New Frogmore publication: Meridian: A Walk from Sussex to Yorkshire, by Matt Birch

Meridian: A Walk from Sussex to Yorkshire by Matt Birch was published by The Frogmore Press on 12 April and launched at a Needlewriters event in Lewes the next day. After years of curating, looking at and selling travel and nature-based memoirs, Matt developed a strong urge to go on a journey of his own, and in a parallel journey, write it up as a book. In July 2021, as COVID restrictions were being lifted, he chose his walk.
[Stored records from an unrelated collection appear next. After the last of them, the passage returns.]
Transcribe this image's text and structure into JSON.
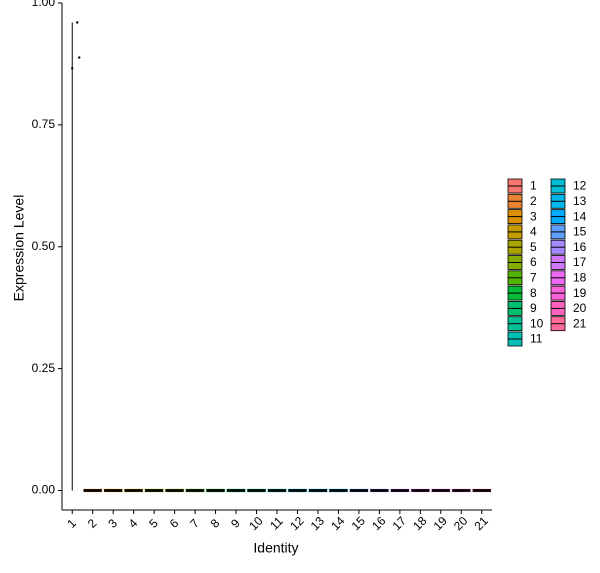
{
  "chart_data": {
    "type": "violin",
    "x_label": "Identity",
    "y_label": "Expression Level",
    "categories": [
      "1",
      "2",
      "3",
      "4",
      "5",
      "6",
      "7",
      "8",
      "9",
      "10",
      "11",
      "12",
      "13",
      "14",
      "15",
      "16",
      "17",
      "18",
      "19",
      "20",
      "21"
    ],
    "values": [
      0.96,
      0,
      0,
      0,
      0,
      0,
      0,
      0,
      0,
      0,
      0,
      0,
      0,
      0,
      0,
      0,
      0,
      0,
      0,
      0,
      0
    ],
    "colors": [
      "#F8766D",
      "#EB8335",
      "#DA8F00",
      "#C49A00",
      "#A9A400",
      "#86AC00",
      "#53B400",
      "#00BA38",
      "#00BE6C",
      "#00C094",
      "#00C0B6",
      "#00BDD4",
      "#00B6EB",
      "#00ABFD",
      "#619CFF",
      "#A58AFF",
      "#CF78FF",
      "#EA6AF1",
      "#FA62D7",
      "#FF62BC",
      "#FF6A98"
    ],
    "points": [
      {
        "category": 0,
        "value": 0.96
      },
      {
        "category": 0,
        "value": 0.888
      },
      {
        "category": 0,
        "value": 0.866
      }
    ],
    "ylim": [
      -0.04,
      1.0
    ],
    "yticks": [
      {
        "value": 0,
        "label": "0.00"
      },
      0.25,
      {
        "value": 0.5,
        "label": "0.50"
      },
      0.75,
      {
        "value": 1,
        "label": "1.00"
      }
    ],
    "legend_columns": 2
  }
}
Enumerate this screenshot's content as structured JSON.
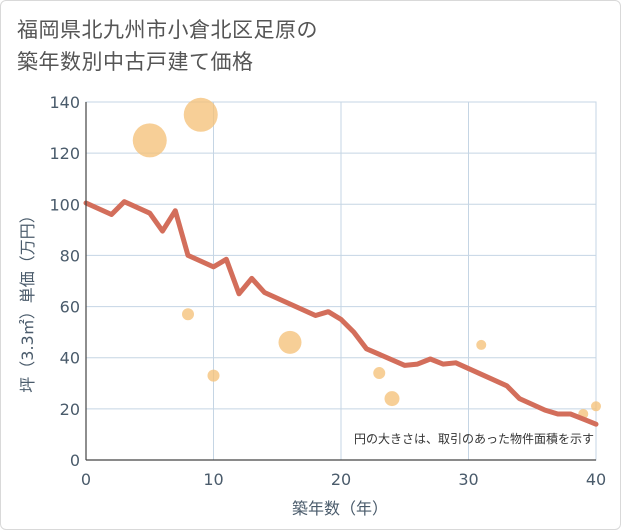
{
  "title_line1": "福岡県北九州市小倉北区足原の",
  "title_line2": "築年数別中古戸建て価格",
  "chart_data": {
    "type": "scatter+line",
    "xlabel": "築年数（年）",
    "ylabel": "坪（3.3㎡）単価（万円）",
    "xlim": [
      0,
      40
    ],
    "ylim": [
      0,
      140
    ],
    "xticks": [
      0,
      10,
      20,
      30,
      40
    ],
    "yticks": [
      0,
      20,
      40,
      60,
      80,
      100,
      120,
      140
    ],
    "grid": true,
    "note": "円の大きさは、取引のあった物件面積を示す",
    "colors": {
      "line": "#d36e5b",
      "bubble": "#f5c27a",
      "grid": "#c5d5e4",
      "axis_text": "#4a5b6b"
    },
    "bubbles": [
      {
        "x": 5,
        "y": 125,
        "size": 3
      },
      {
        "x": 9,
        "y": 135,
        "size": 3
      },
      {
        "x": 8,
        "y": 57,
        "size": 1
      },
      {
        "x": 10,
        "y": 33,
        "size": 1
      },
      {
        "x": 16,
        "y": 46,
        "size": 2
      },
      {
        "x": 23,
        "y": 34,
        "size": 1
      },
      {
        "x": 24,
        "y": 24,
        "size": 1.2
      },
      {
        "x": 31,
        "y": 45,
        "size": 0.8
      },
      {
        "x": 39,
        "y": 18,
        "size": 0.8
      },
      {
        "x": 40,
        "y": 21,
        "size": 0.8
      }
    ],
    "line": {
      "x": [
        0,
        2,
        3,
        5,
        6,
        7,
        8,
        10,
        11,
        12,
        13,
        14,
        16,
        18,
        19,
        20,
        21,
        22,
        25,
        26,
        27,
        28,
        29,
        31,
        33,
        34,
        36,
        37,
        38,
        39,
        40
      ],
      "y": [
        100.5,
        96,
        101,
        96.5,
        89.5,
        97.5,
        80,
        75.5,
        78.5,
        65,
        71,
        65.5,
        61,
        56.5,
        58,
        55,
        50,
        43.5,
        37,
        37.5,
        39.5,
        37.5,
        38,
        33.5,
        29,
        24,
        19.5,
        18,
        18,
        16,
        14
      ]
    }
  }
}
Guided by the Greenwich Meridian, which passed through his hometown, the route was determined by an abstract concept rather than natural features and completed in stages over four seasons.

The book that emerged, the sumptuous, hybrid and unique Meridian, invites you to join him on his internal and external journey. Reflecting the rhythm of a long walk, his ‘snapshots’ alternate with short pieces of writing that meander through history, politics, nature, literature, music, etymology, prose and poetry, as he follows this line cutting through a cross-section of England. An insightful and intriguing, personal and whimsical exploration of the places encountered between two little-known coastal towns, and of what the experience ultimately meant for the author.

Meridian is available from Matt’s shop, Skylark in the Needlemakers, Lewes, or from The Frogmore Press. Email frogmorepress@gmail.com for details.

Frogmore begins a new century

Artwork by Eva Bodinet

The 101st edition of The Frogmore Papers (spring 2023) has been published and is now available from The Frogmore Press (£5.00, post free) or for Lewes residents from Skylark bookshop in the Needlemakers. With a distinctive cover by Paris-based artist Eva Bodinet, number 101 is another truly international edition, containing poetry from Ireland, the Philippines, the USA and most corners of the UK, prose from France and the USA and artwork by Ukrainian artist Marysya Rudska, as well as the usual reviews of recent poetry publications. Here’s a poem by Chicago-based poet Donna Pucciani, who makes a welcome return to the Papers with this issue.

Donna Pucciani

DIFFERENCE

It’s not the loss of morning light,
a gradual dimming done by autumn’s brush,
keeping the pink sky half-night
even at seven.

It’s the loss of birdsong.
I remember, as though it were just
yesterday, the sharp echoes
bouncing off bare April branches,
promising green and morning music
for the better half of the year,
when picking up the morning paper
becomes a bright cantata.

Now, silence is a burden
that gets heavier through the day,
then drags its leaden feet
through the weeks ahead, until
the deepening snow absorbs it
in the mummified corpse of winter.

I try to appreciate the difference
between music and the still breath
of nothingness at dawn,
which is its own music.
Absence is the fulness of zero,
when the mouths of a thousand flowers
leave behind only the memory of fragrance.

The architecture of longing
hangs in the early morning air,
suspended in space,
happy in its own emptiness,
for desire knows no death.

morphrog26 lands

The 26th edition of morphrog is now live at www.morphrog.com.

This is another truly international edition, featuring poetry from Canada (Gerald Seniuk), Germany (Aprilia Zank), Ireland (Edward Lee), Italy (Alex Josephy and Davide Trame) and the USA (James G Piatt and Nolo Segundo) alongside work by UK poets Liz Adams, Jenny Hockey, Angela Kirby, Gordon Scapens and J S Watts.